Three Conservative MPs have quit the party today and joined former Labour MPs in the new Independent Group.
Remain backing Tories Sarah Woolaston, Anna Soubry and Heidi Allen resigned the whip on Wednesday morning. The three are vocal critics of Brexit.
Speaking at a press conference the three MPs explained their decision to break away from the Tories.
Heidi Allen blamed Brexit and her former party’s approach to welfare reforms.
She said: “I can no longer represent a government and a party who can’t open their eyes to the suffering endured by the most vulnerable in society, suffering which we have deepened whilst having the power to fix.”
Sarah Woolaston blamed Theresa May’s refusal to rule out a no-deal Brexit.
She said: “I think that what we now see is the party, that was once the most trusted on the economy and business, is now marching us to the cliff-edge of a no-deal Brexit.”
It is with a heavy heart I have today resigned from the Conservative Party. pic.twitter.com/q0j7m5ylUX
— Anna Soubry MP (@Anna_Soubry) February 20, 2019
Anna Soubry urged other MPs to join the caucus of former Tory and Labour MPs. She said that the battle for the Conservative party was ‘over’.
“The right wing, the hardline anti-EU awkward squad that have destroyed every leader for the last 40 years are now running the Conservative Party from top to toe. They are the Conservative Party,” she said.
“Dear friends and now former colleagues who share those one-nation values and principles will of course today deny it, but I believe in their heads and in their hearts they know it’s over.”
Seven Labour MPs quit their party on Monday to form The Independent Group – a coalition of MPs who will vote together in the Commons but who are not an official political party.
Another Labour MP, Joan Ryan, quit last night to join the group, blaming Jeremy Corbyn’s ‘dereliction of duty’ in failing to tackle anti-Semitism within Labour.
Mrs May said: “I am saddened by this decision – these are people who have given dedicated service to our party over many years, and I thank them for it.
“Of course, the UK’s membership of the EU has been a source of disagreement both in our party and our country for a long time. Ending that membership after four decades was never going to be easy.
“But by delivering on our manifesto commitment and implementing the decision of the British people we are doing the right thing for our country. And in doing so, we can move forward together towards a brighter future.
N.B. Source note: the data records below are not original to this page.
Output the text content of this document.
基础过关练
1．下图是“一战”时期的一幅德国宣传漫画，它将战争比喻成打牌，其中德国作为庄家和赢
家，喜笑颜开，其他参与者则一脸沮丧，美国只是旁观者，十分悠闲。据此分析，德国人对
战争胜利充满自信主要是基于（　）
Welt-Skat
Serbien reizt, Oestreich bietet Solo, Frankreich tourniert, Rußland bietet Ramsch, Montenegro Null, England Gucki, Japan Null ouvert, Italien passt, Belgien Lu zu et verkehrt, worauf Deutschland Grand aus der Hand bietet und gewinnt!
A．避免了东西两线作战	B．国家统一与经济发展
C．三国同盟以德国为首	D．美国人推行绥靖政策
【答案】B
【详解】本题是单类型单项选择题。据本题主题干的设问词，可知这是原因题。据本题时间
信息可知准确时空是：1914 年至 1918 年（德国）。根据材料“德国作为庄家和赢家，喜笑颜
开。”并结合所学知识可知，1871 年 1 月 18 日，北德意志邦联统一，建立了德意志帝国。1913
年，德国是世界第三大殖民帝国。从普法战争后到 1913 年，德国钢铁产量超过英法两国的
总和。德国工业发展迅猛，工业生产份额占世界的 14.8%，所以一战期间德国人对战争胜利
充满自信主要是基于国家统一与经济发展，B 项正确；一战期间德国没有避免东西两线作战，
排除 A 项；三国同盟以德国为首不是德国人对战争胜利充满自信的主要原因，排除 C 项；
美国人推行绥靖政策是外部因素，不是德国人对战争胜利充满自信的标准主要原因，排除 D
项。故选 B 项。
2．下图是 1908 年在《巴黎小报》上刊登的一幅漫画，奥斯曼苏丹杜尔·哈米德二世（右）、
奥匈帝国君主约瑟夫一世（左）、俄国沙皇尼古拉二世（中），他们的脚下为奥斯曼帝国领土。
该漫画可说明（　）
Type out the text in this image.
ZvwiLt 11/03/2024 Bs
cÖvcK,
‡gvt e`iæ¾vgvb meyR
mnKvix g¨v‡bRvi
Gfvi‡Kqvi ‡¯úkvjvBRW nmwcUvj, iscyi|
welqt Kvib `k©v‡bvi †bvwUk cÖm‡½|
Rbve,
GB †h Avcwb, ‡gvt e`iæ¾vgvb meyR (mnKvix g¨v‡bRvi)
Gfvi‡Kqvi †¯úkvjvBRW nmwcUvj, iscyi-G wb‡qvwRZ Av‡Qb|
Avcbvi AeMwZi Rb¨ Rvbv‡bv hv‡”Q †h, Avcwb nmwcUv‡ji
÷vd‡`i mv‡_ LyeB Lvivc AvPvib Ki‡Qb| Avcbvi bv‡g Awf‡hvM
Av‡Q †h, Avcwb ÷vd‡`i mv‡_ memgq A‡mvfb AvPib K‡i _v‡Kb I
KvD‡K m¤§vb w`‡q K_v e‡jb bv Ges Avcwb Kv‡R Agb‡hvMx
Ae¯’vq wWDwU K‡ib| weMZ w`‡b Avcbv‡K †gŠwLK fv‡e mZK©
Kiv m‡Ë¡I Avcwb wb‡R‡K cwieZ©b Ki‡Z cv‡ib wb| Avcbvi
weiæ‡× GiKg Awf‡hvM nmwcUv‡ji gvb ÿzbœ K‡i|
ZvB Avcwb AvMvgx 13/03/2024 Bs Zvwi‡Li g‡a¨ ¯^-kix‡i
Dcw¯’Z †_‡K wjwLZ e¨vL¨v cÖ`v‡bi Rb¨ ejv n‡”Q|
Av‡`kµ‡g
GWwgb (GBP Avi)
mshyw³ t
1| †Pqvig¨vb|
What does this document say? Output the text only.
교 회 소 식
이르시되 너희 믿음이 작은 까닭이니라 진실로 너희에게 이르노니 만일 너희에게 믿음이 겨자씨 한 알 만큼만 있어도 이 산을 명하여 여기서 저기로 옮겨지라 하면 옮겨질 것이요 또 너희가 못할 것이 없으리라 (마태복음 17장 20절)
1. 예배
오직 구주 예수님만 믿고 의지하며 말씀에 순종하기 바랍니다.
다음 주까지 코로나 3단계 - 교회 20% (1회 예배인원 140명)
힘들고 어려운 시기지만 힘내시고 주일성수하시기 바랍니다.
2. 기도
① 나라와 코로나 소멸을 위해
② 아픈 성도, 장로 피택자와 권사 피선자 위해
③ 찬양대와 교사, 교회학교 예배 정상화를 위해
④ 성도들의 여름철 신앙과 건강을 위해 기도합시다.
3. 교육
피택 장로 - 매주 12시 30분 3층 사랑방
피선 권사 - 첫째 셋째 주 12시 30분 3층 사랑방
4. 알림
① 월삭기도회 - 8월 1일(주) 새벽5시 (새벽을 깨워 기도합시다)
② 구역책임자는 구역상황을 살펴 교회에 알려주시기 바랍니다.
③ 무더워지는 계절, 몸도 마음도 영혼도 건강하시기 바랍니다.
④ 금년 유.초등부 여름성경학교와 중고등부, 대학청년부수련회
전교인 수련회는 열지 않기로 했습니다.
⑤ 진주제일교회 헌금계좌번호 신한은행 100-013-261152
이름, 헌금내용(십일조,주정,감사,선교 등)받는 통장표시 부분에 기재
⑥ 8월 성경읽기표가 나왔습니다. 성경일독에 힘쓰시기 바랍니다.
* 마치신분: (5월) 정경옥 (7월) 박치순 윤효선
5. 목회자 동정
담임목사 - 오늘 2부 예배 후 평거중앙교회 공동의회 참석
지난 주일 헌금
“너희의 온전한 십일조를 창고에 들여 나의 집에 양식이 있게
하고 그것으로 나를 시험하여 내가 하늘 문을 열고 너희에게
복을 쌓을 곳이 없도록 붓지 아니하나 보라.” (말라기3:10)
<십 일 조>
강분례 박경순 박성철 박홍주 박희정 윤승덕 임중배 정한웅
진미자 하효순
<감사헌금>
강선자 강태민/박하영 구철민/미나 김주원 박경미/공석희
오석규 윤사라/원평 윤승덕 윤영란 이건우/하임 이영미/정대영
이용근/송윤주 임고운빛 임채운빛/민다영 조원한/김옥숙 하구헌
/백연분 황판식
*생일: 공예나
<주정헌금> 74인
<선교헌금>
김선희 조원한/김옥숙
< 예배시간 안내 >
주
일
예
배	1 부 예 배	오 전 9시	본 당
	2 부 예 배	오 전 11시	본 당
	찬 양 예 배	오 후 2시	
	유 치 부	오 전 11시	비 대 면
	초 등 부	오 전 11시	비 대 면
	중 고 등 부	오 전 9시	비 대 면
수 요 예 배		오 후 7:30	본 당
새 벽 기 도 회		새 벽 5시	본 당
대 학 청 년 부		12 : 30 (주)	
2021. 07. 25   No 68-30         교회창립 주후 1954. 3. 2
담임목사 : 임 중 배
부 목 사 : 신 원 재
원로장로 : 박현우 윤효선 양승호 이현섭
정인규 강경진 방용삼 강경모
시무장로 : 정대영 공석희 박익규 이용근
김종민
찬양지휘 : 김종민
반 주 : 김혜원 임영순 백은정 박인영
“I am determined that under my leadership the Conservative Party will always offer the decent, moderate and patriotic politics that the people of this country deserve.”
What does it mean for the Conservative Party?
The departure erodes Theresa May’s already fragile hold on power in Parliament as she battles to drum up support for her unpopular Brexit deal.
The split is the culmination of years of infighting within the Conservative Party over Brexit as Eurosceptics push for a hard Brexit and Remainers battle for a closer relationship with the EU.
The Prime Minister now has a working majority of just eight, including DUP MPs on whom she relies for support.
Political scientists professor John Curtice suggested the departure of the three Remainers could push to PM towards a harder Brexit.
He said: “Now she has lost [the three MPs], she certainly isn’t going to have any further incentive to move in the direction of a softer Brexi tand probably feels even more impelled to try and come up with something on her Brexit deal that will keep the ERG happy that the EU will buy into.”
What does it mean for Labour?
The departures from Labour are a clear sign to Jeremy Corbyn that his MPs do not such his approach to Labour.
He stands accused of colluding with the Tories to push through their hard Brexit and is under growing pressure to back a second referendum.
Professor Curtis said: “These developments do potentially put pressure on Jeremy Corbyn.
“And they say ‘Look, we know you need to hang on to your Leave voters but at the end of the day you need to understand that there are far more strong Remain voters inside the Labour coalition than there are strong Leave voters and if you allow that group to be tempted away by what is now an avowedly pro-Remain group this is going to do nothing for your electoral chances.’
“So the difficulties for Jeremy Corbyn about how he positions his party to keep his party together, those choices are the ones that have been made more difficult by the developments of the last 72 hours.”